Несмотря на кажущуюся ясность намерений, Елена Ивановна ехала на Енгу с чувством, словно кидалась в омут: умереть и родиться вновь... Ее разбудили веселые звуки воскресного утра. Распластав лапы, фельдшеров щенок повизгивал в солнечном луче, а из сеней доносился плеск воды, сливаемой в ушат; кроме того, озорничали за двойной рамой воробьи, и Егор Севастьяныч отчитывал кого-то за дисциплинарную провинность. Все обошлось без придуманных заранее огорчений, даже дочка не простудилась в дороге; так началась вторая жизнь Елены Ивановны. Она успела засветло снять угол в избе у местной девы-вековухи, Попадюхи по прозванью, купила пшенца и тройку обиходных горшков на базаре и сделала все необходимое, чтоб к вечеру отправиться на дежурство. Первые дни было страшновато перед людьми — сдаться или осрамиться, но почему то уже меньше зябла теперь в холодноватом деревянном строеньице, где проводила большую часть суток. То была ветхая, еще земской стройки участковая больничка, творение самого Егора Севастьяныча, на дюжину коек и без городских затей, зато всего там было понемножку: амбулатория с картинками всевозможных болезней на стенах, настоящая родовая палата, даже своя аптечка с дверью матового стекла и такого басовитого голоса, что недуги попроще начинали как бы бледнеть еще до принятия лекарства. Больные лежали под тонкими куцыми одеяльцами, очень за все благодарные и даже с детским удовольствием, как умеют болеть лишь крестьяне; уход и ласка были для них важнее наивных, универсального действия микстур... Пожалуй, наиболее затяжная и опасная болезнь там была у самой Елены Ивановны.

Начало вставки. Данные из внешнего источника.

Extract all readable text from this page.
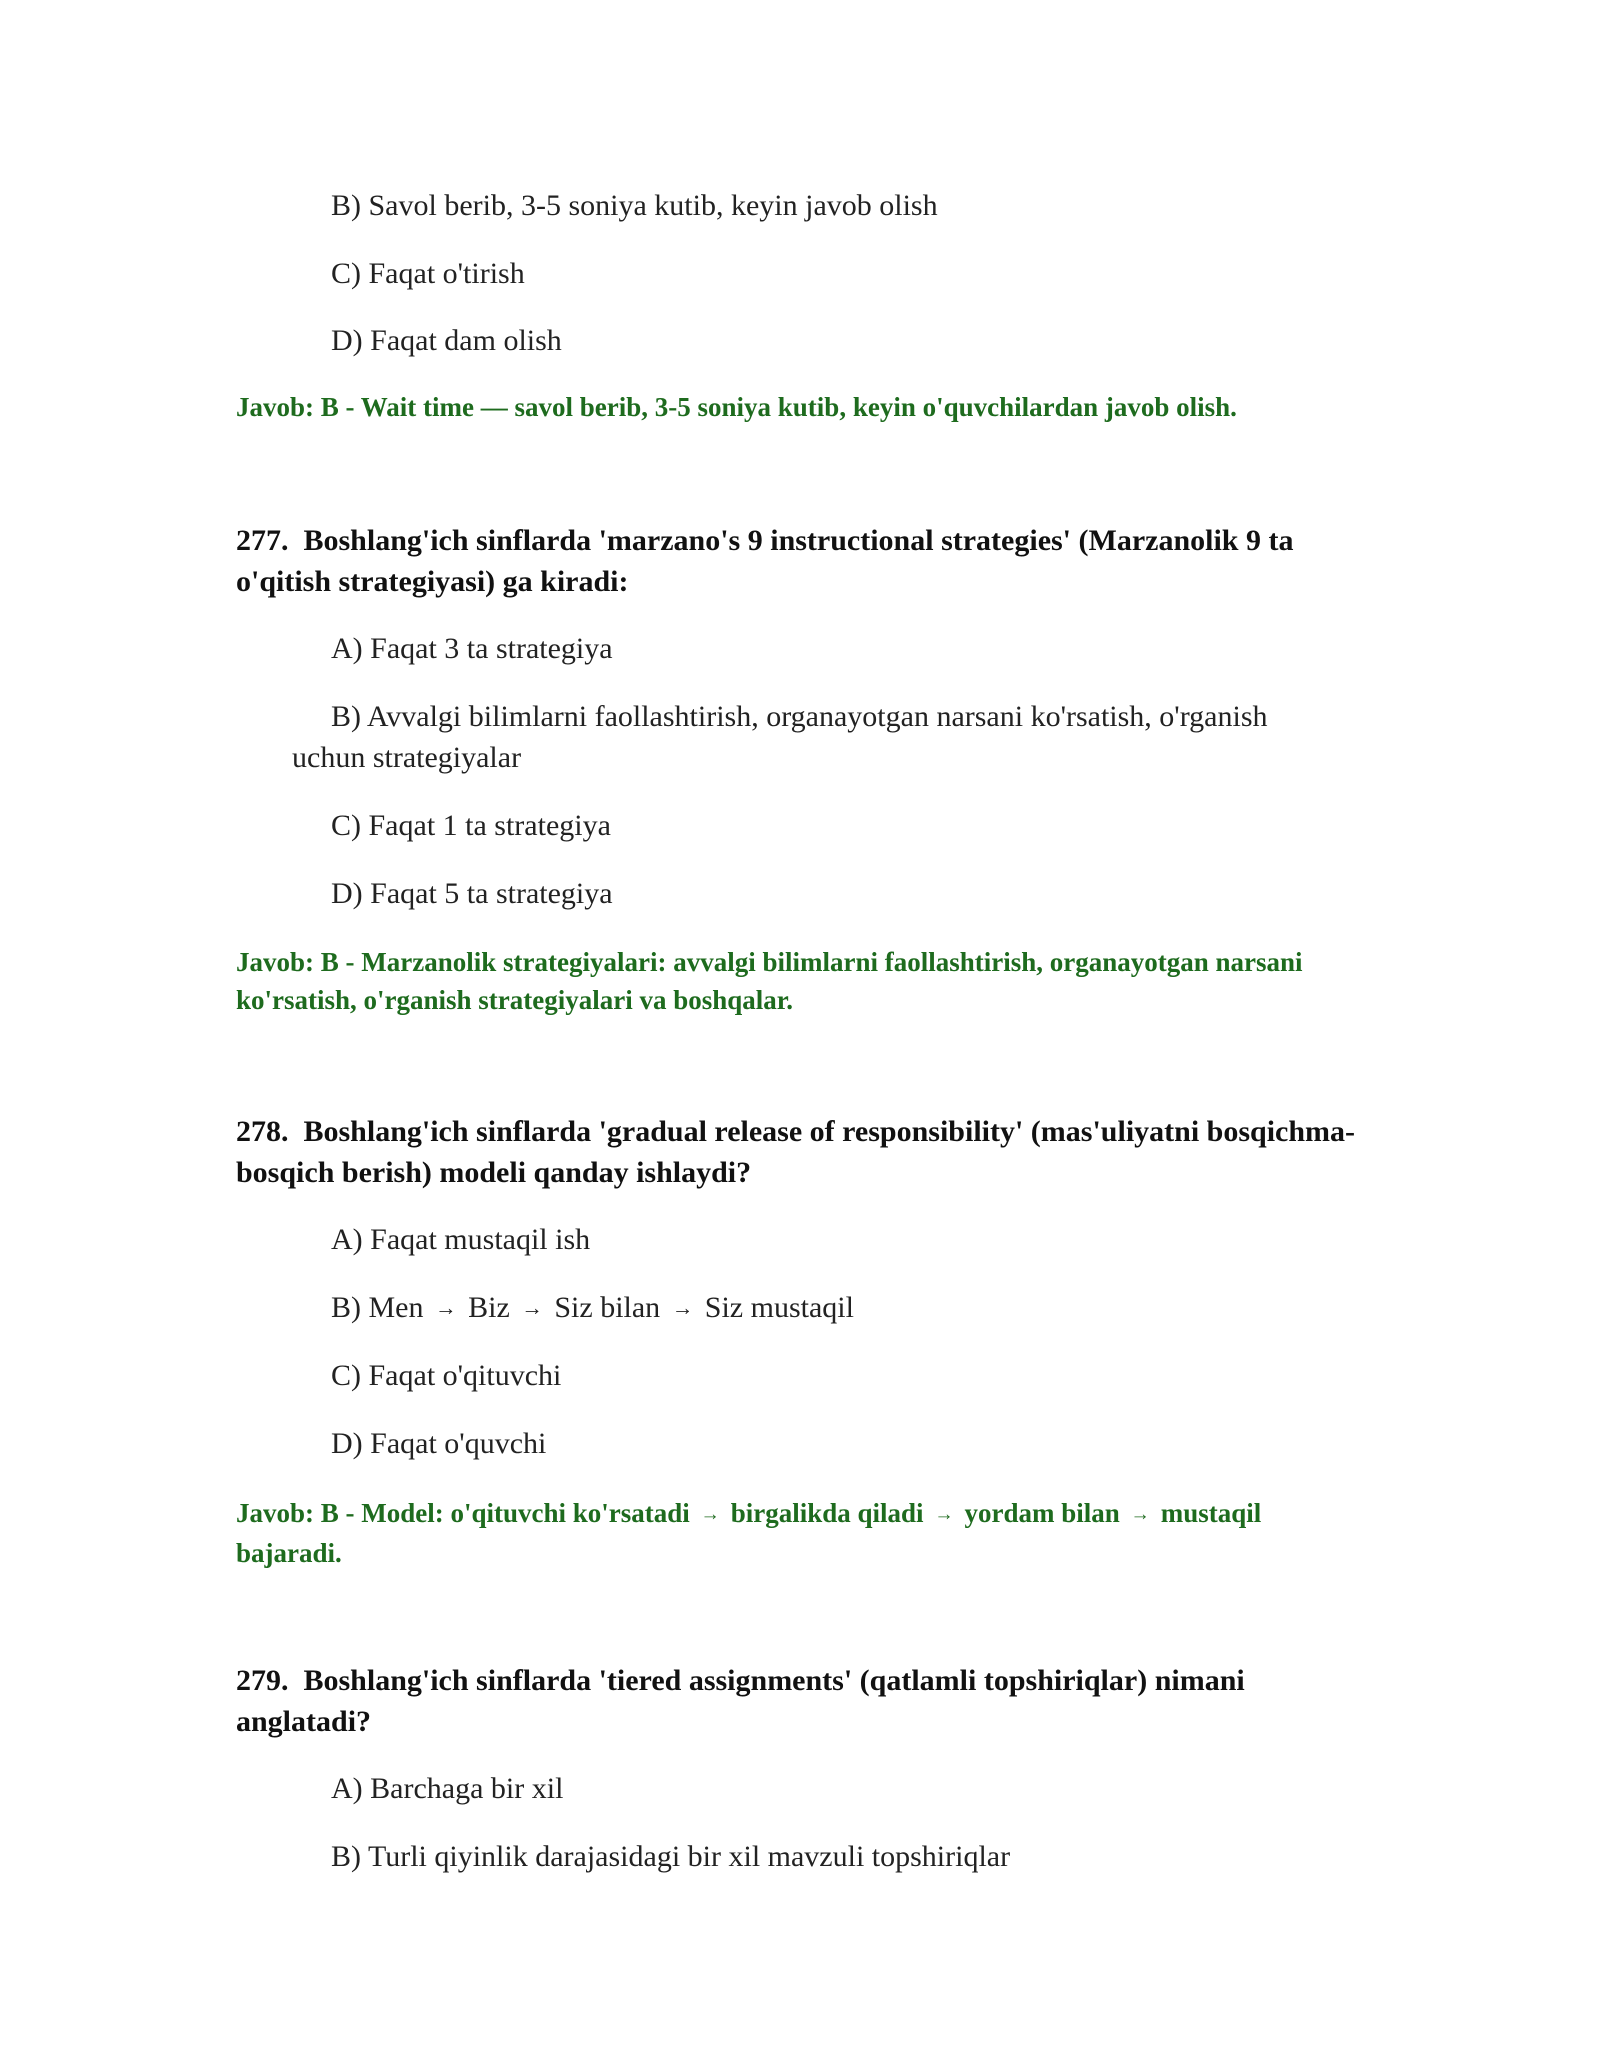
B) Savol berib, 3-5 soniya kutib, keyin javob olish
C) Faqat o'tirish
D) Faqat dam olish
Javob: B - Wait time — savol berib, 3-5 soniya kutib, keyin o'quvchilardan javob olish.
277. Boshlang'ich sinflarda 'marzano's 9 instructional strategies' (Marzanolik 9 ta o'qitish strategiyasi) ga kiradi:
A) Faqat 3 ta strategiya
B) Avvalgi bilimlarni faollashtirish, organayotgan narsani ko'rsatish, o'rganish
uchun strategiyalar
C) Faqat 1 ta strategiya
D) Faqat 5 ta strategiya
Javob: B - Marzanolik strategiyalari: avvalgi bilimlarni faollashtirish, organayotgan narsani ko'rsatish, o'rganish strategiyalari va boshqalar.
278. Boshlang'ich sinflarda 'gradual release of responsibility' (mas'uliyatni bosqichma-bosqich berish) modeli qanday ishlaydi?
A) Faqat mustaqil ish
B) Men → Biz → Siz bilan → Siz mustaqil
C) Faqat o'qituvchi
D) Faqat o'quvchi
Javob: B - Model: o'qituvchi ko'rsatadi → birgalikda qiladi → yordam bilan → mustaqil bajaradi.
279. Boshlang'ich sinflarda 'tiered assignments' (qatlamli topshiriqlar) nimani anglatadi?
A) Barchaga bir xil
B) Turli qiyinlik darajasidagi bir xil mavzuli topshiriqlar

Она тратила себя, пока держалась на ногах, и не вела счета дням; и так силен был эгоизм ее отчаянья, что ради дела забывала порой о дочке, покинутой на руках Попадюхи. Моложе всех из трех тамошних санитарок, она молча бралась за любое дело, и вскоре стало не то чтобы теплей в этом заведенье, а вроде подомашней, как всегда при появлении новой и старательной хозяйки. Настороженность больничного персонала сменилась любопытством, надолго ли хватит ее усердия. Тем временем молва довольно быстро разнесла по округе весть о возвращении сапегинской шпитонки, как в просторечии звали там воспитанниц; немногие знали ее там под фамилией мужа. Ежеминутно Елена Ивановна чувствовала на себе тысячеглазую народную приглядку; в особенности, пока не попривыкла, пугали ее пашутинские ребята, которые, привстав на завалинку, заглядывали к ней в окошко, и, сказать правду, лишь вскрытие реки да невылазные грязи, отрезавшие отступление, помогли ей преодолеть колебания начальной, наиболее трудной недели. Захиревший к тому времени о. Тринитатов также не преминул заглянуть к Егору Севастьянычу на предмет научного совещания по поводу своего хронически воспаленного седалищного нерва, причем долго и сокрушенно качал головой на столь привлекательную супругу столичного деятеля, со рвением скоблившую заслеженные полы в сенцах... Никто не слышал от нее отказа или жалобы, как и шутки, впрочем. Нередко Елене Ивановне доводилось сопровождать лекаря при выездах на дальние роды или несчастные случаи, и всюду ее встречали неопределенным, как если бы ее не было вовсе, молчаньем, хотя и успело установиться негласное мнение, что у нее легкая рука. К исходу полугодия от былого страха перед этими людьми осталась только затаенная, зато чреватая последствиями боязнь столкнуться лицом к лицу со знаменитой Семенихой — и не потому, что старуха вновь могла обидеть ее незаслуженным попреком, а оттого, что именно от ее суда, в конечном итоге, зависело душевное равновесие, которого такими усилиями добивалась. Встреча неминуемо должна была состояться, — старуха жила в соседнем Полушубове с неженатым сыном, и, к слову сказать, исключая Егора Севастьяныча, то был первый человек на Енге, проявивший к Елене Ивановне заботливое участие.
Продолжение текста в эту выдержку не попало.